CONFLIT POTENTIEL ENTRE L’ORDRE DU JOUR ET LA MOTION DE CENSURE : CAS DU SENEGAL ET DE LA FRANCE
La question du conflit potentiel entre l’inscription prioritaire à l’ordre du jour d’un projet de loi ou d’une déclaration de politique générale et la procédure de motion de censure a été abordée dans divers contextes, tant au Sénégal qu’en France.
Ces deux pays partagent des traditions juridiques similaires, en raison de l’influence du droit français sur le droit sénégalais. Cette analyse se base sur des jurisprudences et des décisions pertinentes.
1. Cadre sénégalais : jurisprudence et pratiques parlementaires :
Au Sénégal, bien qu’il n’existe pas une abondante jurisprudence spécifique sur le conflit entre l’ordre du jour prioritaire et la motion de censure, les pratiques parlementaires montrent une séparation claire des pouvoirs et une importance cruciale accordée à la motion de censure.

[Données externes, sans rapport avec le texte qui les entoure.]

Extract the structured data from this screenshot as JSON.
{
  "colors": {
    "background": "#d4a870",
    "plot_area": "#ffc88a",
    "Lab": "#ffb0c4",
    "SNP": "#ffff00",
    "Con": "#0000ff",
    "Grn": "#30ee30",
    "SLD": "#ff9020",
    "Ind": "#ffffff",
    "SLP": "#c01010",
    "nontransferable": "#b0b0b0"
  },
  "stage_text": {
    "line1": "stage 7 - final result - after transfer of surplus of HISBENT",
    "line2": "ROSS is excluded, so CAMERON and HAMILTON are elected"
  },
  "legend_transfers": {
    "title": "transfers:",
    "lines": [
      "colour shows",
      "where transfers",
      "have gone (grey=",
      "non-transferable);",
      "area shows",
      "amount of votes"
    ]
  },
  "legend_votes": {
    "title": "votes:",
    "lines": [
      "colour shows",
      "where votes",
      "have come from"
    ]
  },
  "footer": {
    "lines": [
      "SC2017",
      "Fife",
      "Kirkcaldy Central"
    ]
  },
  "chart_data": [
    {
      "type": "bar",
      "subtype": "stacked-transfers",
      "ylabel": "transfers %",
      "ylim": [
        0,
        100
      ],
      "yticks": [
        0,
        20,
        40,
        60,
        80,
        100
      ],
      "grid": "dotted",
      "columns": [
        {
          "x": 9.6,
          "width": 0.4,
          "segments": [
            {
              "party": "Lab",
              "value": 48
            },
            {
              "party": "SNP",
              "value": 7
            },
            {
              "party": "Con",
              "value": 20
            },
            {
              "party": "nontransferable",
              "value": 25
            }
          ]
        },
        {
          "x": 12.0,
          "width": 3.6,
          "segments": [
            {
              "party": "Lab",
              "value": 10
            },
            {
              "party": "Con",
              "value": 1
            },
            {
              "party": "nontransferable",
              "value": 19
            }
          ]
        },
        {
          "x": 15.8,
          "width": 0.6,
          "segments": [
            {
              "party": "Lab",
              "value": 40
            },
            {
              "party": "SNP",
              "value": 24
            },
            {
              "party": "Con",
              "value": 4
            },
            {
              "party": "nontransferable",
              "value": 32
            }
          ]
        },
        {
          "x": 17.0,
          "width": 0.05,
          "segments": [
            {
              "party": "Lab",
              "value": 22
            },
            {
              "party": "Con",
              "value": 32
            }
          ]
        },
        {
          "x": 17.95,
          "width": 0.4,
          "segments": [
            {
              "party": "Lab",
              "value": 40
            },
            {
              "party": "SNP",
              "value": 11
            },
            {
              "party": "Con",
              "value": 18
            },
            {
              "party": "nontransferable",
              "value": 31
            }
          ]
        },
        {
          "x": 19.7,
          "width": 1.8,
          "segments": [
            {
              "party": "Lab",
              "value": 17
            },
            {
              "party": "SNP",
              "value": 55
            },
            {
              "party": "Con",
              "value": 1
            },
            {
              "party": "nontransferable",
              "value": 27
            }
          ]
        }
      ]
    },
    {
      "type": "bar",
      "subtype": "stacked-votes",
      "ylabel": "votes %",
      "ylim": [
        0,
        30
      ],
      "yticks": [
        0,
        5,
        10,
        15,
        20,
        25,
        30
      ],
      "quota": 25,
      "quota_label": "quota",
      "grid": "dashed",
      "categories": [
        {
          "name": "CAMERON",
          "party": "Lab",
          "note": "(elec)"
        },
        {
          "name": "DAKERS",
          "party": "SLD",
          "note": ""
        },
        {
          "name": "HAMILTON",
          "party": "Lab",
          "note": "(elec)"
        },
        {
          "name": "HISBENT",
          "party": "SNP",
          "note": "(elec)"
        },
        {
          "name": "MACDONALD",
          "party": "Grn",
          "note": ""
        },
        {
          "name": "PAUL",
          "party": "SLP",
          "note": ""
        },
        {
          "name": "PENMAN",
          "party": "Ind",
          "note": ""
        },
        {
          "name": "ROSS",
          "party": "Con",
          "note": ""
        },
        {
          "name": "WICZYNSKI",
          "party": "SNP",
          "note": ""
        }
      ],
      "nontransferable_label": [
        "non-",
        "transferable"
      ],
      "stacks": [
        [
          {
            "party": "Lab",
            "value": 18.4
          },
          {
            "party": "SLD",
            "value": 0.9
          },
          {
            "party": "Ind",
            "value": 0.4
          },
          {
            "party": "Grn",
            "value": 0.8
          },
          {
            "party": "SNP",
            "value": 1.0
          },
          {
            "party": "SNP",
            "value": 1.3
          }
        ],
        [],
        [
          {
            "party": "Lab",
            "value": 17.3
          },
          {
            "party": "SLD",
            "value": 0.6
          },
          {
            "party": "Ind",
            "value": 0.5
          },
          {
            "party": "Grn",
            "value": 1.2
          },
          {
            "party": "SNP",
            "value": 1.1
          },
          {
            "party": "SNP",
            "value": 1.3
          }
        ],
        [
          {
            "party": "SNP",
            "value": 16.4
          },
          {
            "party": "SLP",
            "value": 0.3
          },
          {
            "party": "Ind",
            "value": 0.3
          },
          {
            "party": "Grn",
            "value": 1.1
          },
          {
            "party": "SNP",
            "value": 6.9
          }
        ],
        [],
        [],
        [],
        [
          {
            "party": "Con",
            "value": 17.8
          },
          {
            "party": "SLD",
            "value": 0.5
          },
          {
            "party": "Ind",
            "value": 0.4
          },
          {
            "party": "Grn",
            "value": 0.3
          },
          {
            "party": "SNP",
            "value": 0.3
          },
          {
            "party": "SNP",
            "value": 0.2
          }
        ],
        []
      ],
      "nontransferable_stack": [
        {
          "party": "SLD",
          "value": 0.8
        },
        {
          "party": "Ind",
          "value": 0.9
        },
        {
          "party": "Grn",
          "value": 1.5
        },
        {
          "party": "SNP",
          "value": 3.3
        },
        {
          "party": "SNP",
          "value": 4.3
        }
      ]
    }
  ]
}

A. Cas de la Motion de censure de 1962 :
L’exemple historique le plus marquant est la motion de censure déposée en 1962 contre le gouvernement Mamadou Dia. Cette motion, bien que dans un contexte de tensions politiques, a montré que le parlement pouvait engager une procédure de censure contre l’exécutif, indépendamment des autres affaires en cours à l’Assemblée. L’issue de cette motion, qui a conduit à l’arrestation de Mamadou Dia et de certains de ses ministres, souligne la primauté du contrôle parlementaire, même en période de crise politique.
B. Pratique récente :
Dans les pratiques récentes du parlement sénégalais, les motions de censure, bien que rares, sont traitées avec une priorité absolue. Il n’existe pas d’exemple où l’inscription prioritaire d’un projet de loi par l’exécutif aurait empêché le débat sur une motion de censure. Cette pratique confirme la séparation des pouvoirs et le respect des prérogatives du parlement.
2. Cadre français : Jurisprudence et doctrine :
En France, la jurisprudence et la doctrine sont plus fournies en matière de conflits entre l’ordre du jour prioritaire et la motion de censure.
A. Jurisprudence du Conseil constitutionnel :
Le Conseil constitutionnel français, dans sa décision n° 59-1 DC du 17 juin 1959, a été saisi sur la question de l’inscription prioritaire à l’ordre du jour. Il a confirmé que cette priorité ne saurait porter atteinte aux droits des parlementaires, notamment en ce qui concerne les mécanismes de contrôle de l’exécutif, tels que la motion de censure. Cette décision souligne que le droit de déposer une motion de censure et de la voir débattue dans les délais impartis est un élément essentiel du régime parlementaire.
B. La motion de censure du 12 mai 1962
Un cas pertinent en France est la motion de censure du 12 mai 1962, déposée contre le gouvernement de Georges Pompidou après l’annonce du projet de révision constitutionnelle sur l’élection du Président de la République au suffrage universel. Malgré l’inscription prioritaire de ce projet, la motion de censure a été débattue et adoptée, conduisant à la dissolution de l’Assemblée nationale par Charles de Gaulle. Cet événement démontre que même face à une initiative majeure de l’exécutif, la motion de censure conserve sa force contraignante.
C. Doctrine constitutionnelle :
La doctrine constitutionnelle française affirme régulièrement la suprématie de la motion de censure en tant qu’instrument de contrôle parlementaire. Des auteurs comme Jean Gicquel et Olivier Duhamel ont souligné que la motion de censure, une fois déposée, suspend de facto la priorité accordée à l’ordre du jour par l’exécutif, en raison de son impact potentiel sur la stabilité du gouvernement.
Conclusion
Au regard des exemples tirés du Sénégal et de la France, il est clair que la procédure de motion de censure prime sur toute autre priorité à l’ordre du jour, même si celle-ci est demandée par le Président de la République ou le Premier Ministre. La jurisprudence et les pratiques parlementaires soutiennent l’idée que la motion de censure est un droit fondamental du parlement, conçu pour préserver l’équilibre des pouvoirs et garantir la responsabilité de l’exécutif devant les représentants du peuple.
Dans les deux systèmes, la motion de censure bénéficie d’une urgence et d’une priorité automatique qui prévaut sur les demandes de l’exécutif, confirmant ainsi son rôle essentiel dans le contrôle démocratique du gouvernement.